01-08-2025
- Entertainment
- Indian Express
‘Param Sundari' song ‘Pardesiya' shows how fall Bollywood has fallen — unoriginal, uninspired, running after numbers
Yesterday, listening to 'Tumse mil ke' from Main Hoon Na had me wondering why Sonu Nigam doesn't sing more often. Even in the peppy dance number, the slight tremor in his voice when he sings 'Dil toh hai mera tanha, jaana, aao tum mehfil ho' (My heart is lonely, with your arrival, comes a soiree), encapsulates the sincerity of a love that still makes the heart flutter. Later that day, Nigam's new song, 'Pardesiya' from Siddharth Malhotra and Jahnvi Kapoor's upcoming film Param Sundari hit our Instagram feed.
It would have been a rare moment of wishful thinking except the song sounded like a warped version of A R Rahman's evergreen composition from Roja, 'Yeh haseen waadiyan'. There's also a bit of 'Jiya jale' (Dil Se) and 'Kehna hi kya' (Bombay) if you listen closely. Given Nigam's versatility, it is no surprise that he manages to recreate the mellow tone in which S P balasubrahmanyam delivered 'Tere hothon pe hain, husn ki bijliya/ Tere gaalo peh hai, zulf ki badliya' (On your lips, lightning of beauty/ There are waves of hair over your cheeks) all those years ago. But we would rather listen to the 'original(s)'.

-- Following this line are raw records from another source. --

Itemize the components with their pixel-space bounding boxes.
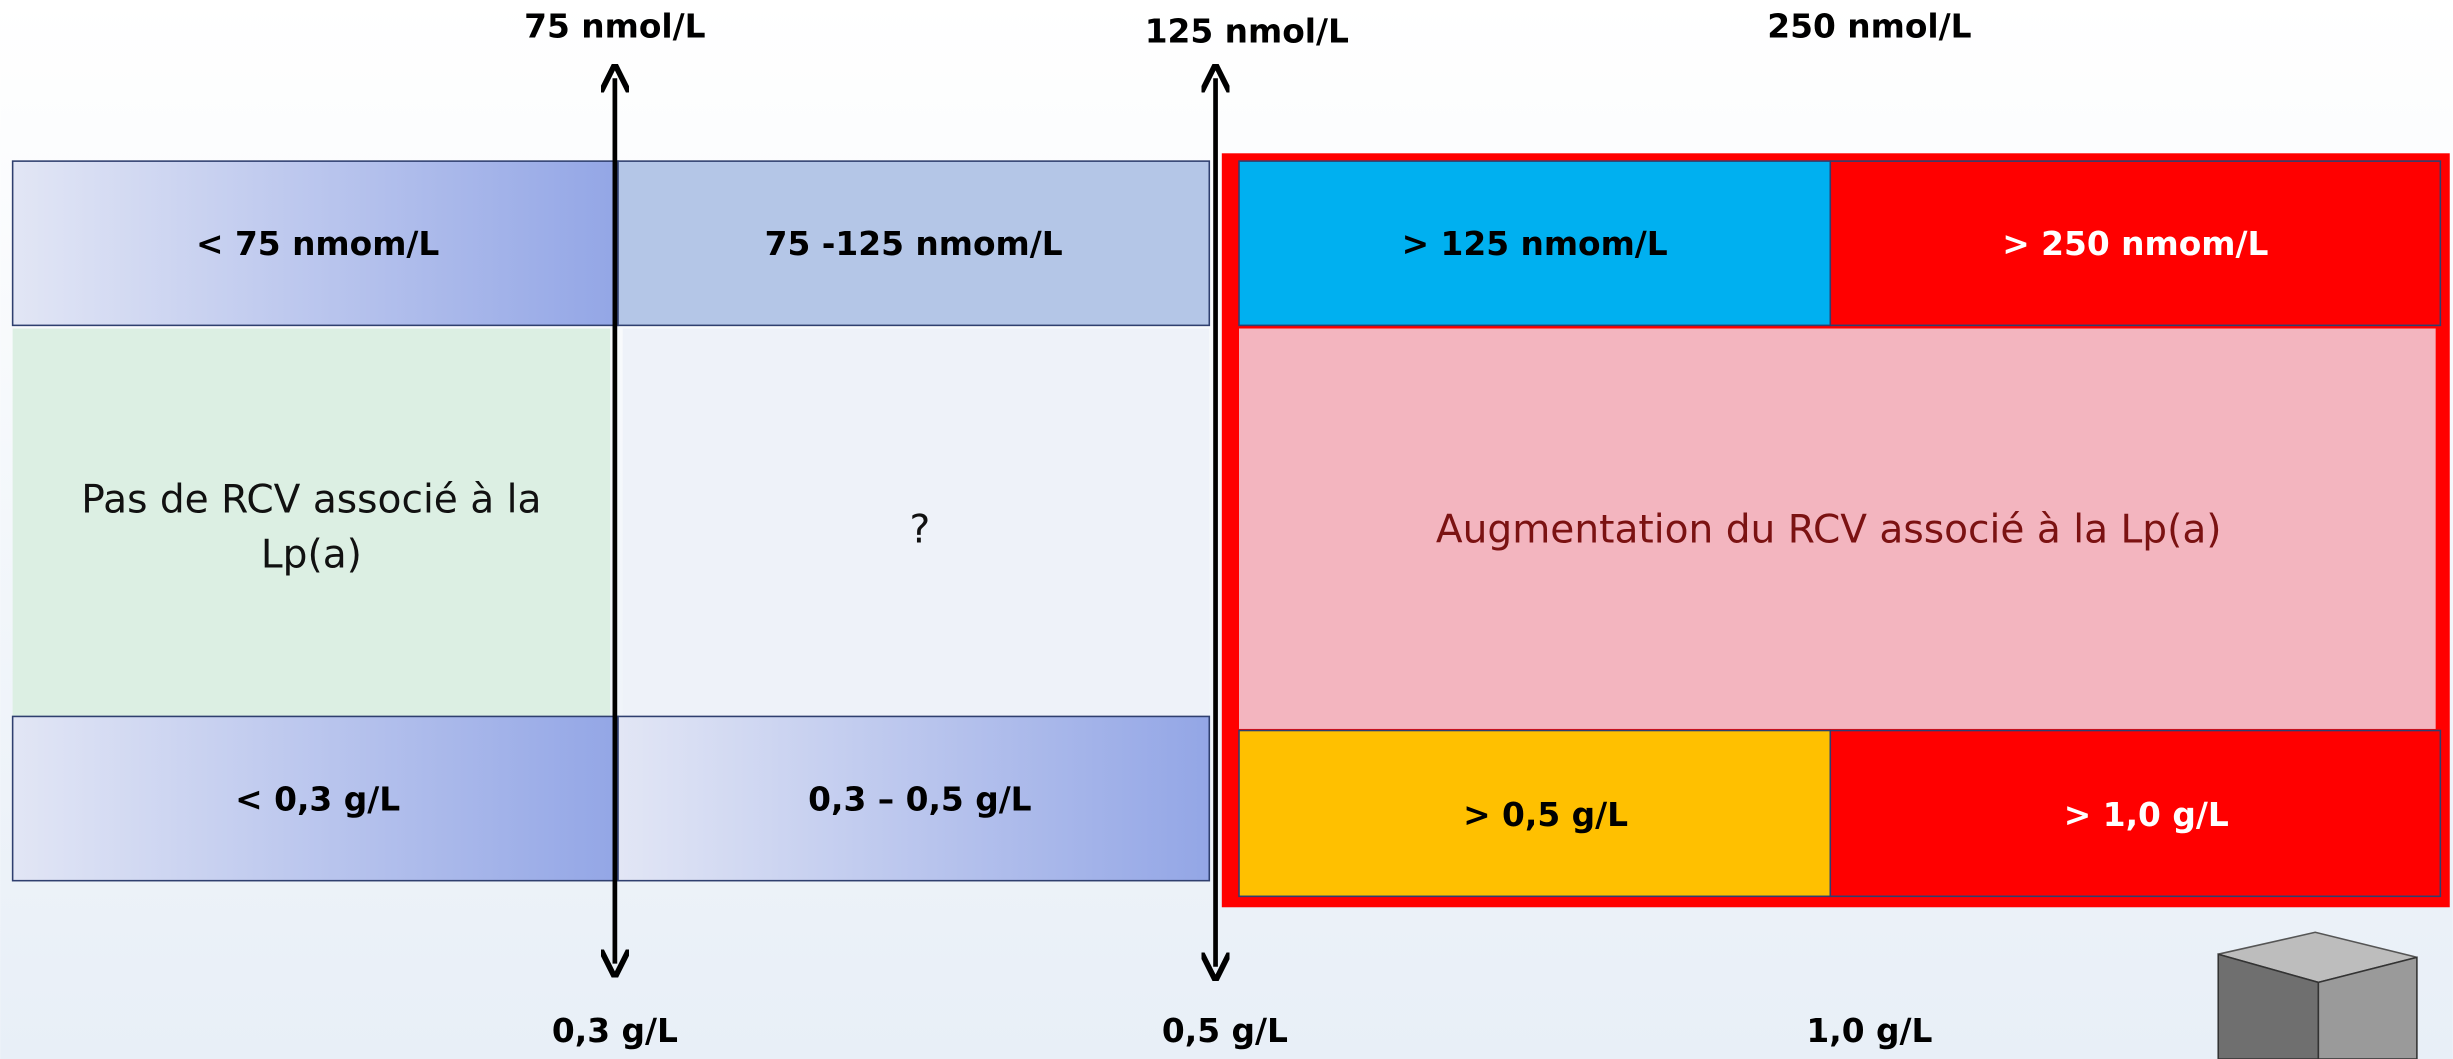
diagram: 75 nmol/L 125 nmol/L 250 nmol/L 0,3 g/L … [0, 0, 2453, 1059]
box-text: ? [910, 507, 931, 552]
cube-icon [2218, 932, 2417, 1059]
axis-label: 0,3 g/L [552, 1012, 678, 1050]
box-label: > 250 nmom/L [2002, 225, 2268, 263]
box-label: > 1,0 g/L [2064, 796, 2229, 834]
box-label: > 0,5 g/L [1463, 796, 1628, 834]
box-text: Lp(a) [261, 532, 362, 577]
box-label: < 0,3 g/L [235, 780, 400, 818]
axis-label: 1,0 g/L [1806, 1012, 1932, 1050]
axis-label: 0,5 g/L [1162, 1012, 1288, 1050]
box-label: 0,3 – 0,5 g/L [808, 780, 1031, 818]
axis-label: 125 nmol/L [1145, 12, 1349, 50]
box-text: Augmentation du RCV associé à la Lp(a) [1436, 507, 2222, 552]
box-label: > 125 nmom/L [1402, 225, 1668, 263]
box-label: 75 -125 nmom/L [765, 225, 1063, 263]
box-label: < 75 nmom/L [196, 225, 439, 263]
axis-label: 250 nmol/L [1767, 8, 1971, 46]
axis-label: 75 nmol/L [524, 8, 705, 46]
box-text: Pas de RCV associé à la [81, 478, 541, 523]
page: 75 nmol/L 125 nmol/L 250 nmol/L 0,3 g/L … [0, 0, 2453, 1059]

Maddock Films claims that 'Pardesiya' has had over 4,00,000 streams on Spotify and over 15 million views on Instagram. There is a good chance people are listening to it over and over again to figure out where they have heard it before. I did. A Sachin-Jigar composition with lyrics by Amitabh Bhattacharya, the song was perhaps attempting to break away from the beat-heavy-repetitive-lyrics-wrapped-in-the-most-conspicuous music ever that Bollywood has been serving for at least a decade now, but 'Pardesiya' has Rahman (and visually, Chennai Express) written all over it. Only that it's a knock off.
This is obviously not the first instance of misplaced inspiration in the history of Bollywood music. It is well known that some of its classics are copies. Maine Pyar Kiya's 'Aate jaate hanste gaate' (Stevie Wonder's 'I Just Called to Say I Love You') or Jurm's 'Jab koi baat bigad jaye' ('500 Miles') or Gangster's 'Bheegi Bheegi', which is a Hindi rip-off of 'Prithibi ta naki' by the 70s' Bengali cult band Moheener Ghoraguli. But that was a different time. Finding the originals, in English or regional Indian languages, wasn't that easy, and even if one did, there wasn't social media to call it out. Composers could get away with it. Not anymore. With both the world and its music at your fingertips, it takes less than a minute to trace a song back to its original. Saif Ali Khan's Agent Vinod had 'I will do the talking' that conveniently slipped in portions from the 1970s disco favourite 'Rasputin' by Boney M. 'Pardesiya' simply reiterates Bollywood's laziness. Bollywood no longer wants to make the effort to even look beyond its own country. It is just a petty neighbourhood thief piggybacking on its former glory.
If it is all about playing to the Insta gallery and nothing supersedes the 'numbers', then there's enough proof that these new distortions are getting a strong enough pushback. Look at the number of pages on Instagram dedicated to finding and promoting good Bollywood songs. Amid the cacophony of rehashed music, pages like There's Gems of Bollywood (142k followers), Love for Music (96.1k followers), Nostalgic Ghar (266k followers) among others, are posting and sharing forgotten and cherished gems that the Hindi music industry produced in its heyday.
There was a time when the audience would seek out great art — music or films — to refine their tastes. Composers would make fresh, unique music and the audience was expected to rise up to a level to be able to appreciate it. Today, musicians bend over backwards to get social media numbers, even if it means regurgitating a different version of a tune that has proven successful in the past. With every new song, you wonder, 'where have I heard this before?'
It is disheartening that the likes of Sachin-Jigar ('Saibo', 'Sun saathiya', 'Apna bana le', 'Mileya, mileya'), Bhattacharya ('Sawaar loon', 'Iktara') and Nigam, who have, at one point, given us truly good, fresh music, are too falling into the number-game trap.
But at least there's Spotify and Youtube. We can always rewind to their good old days.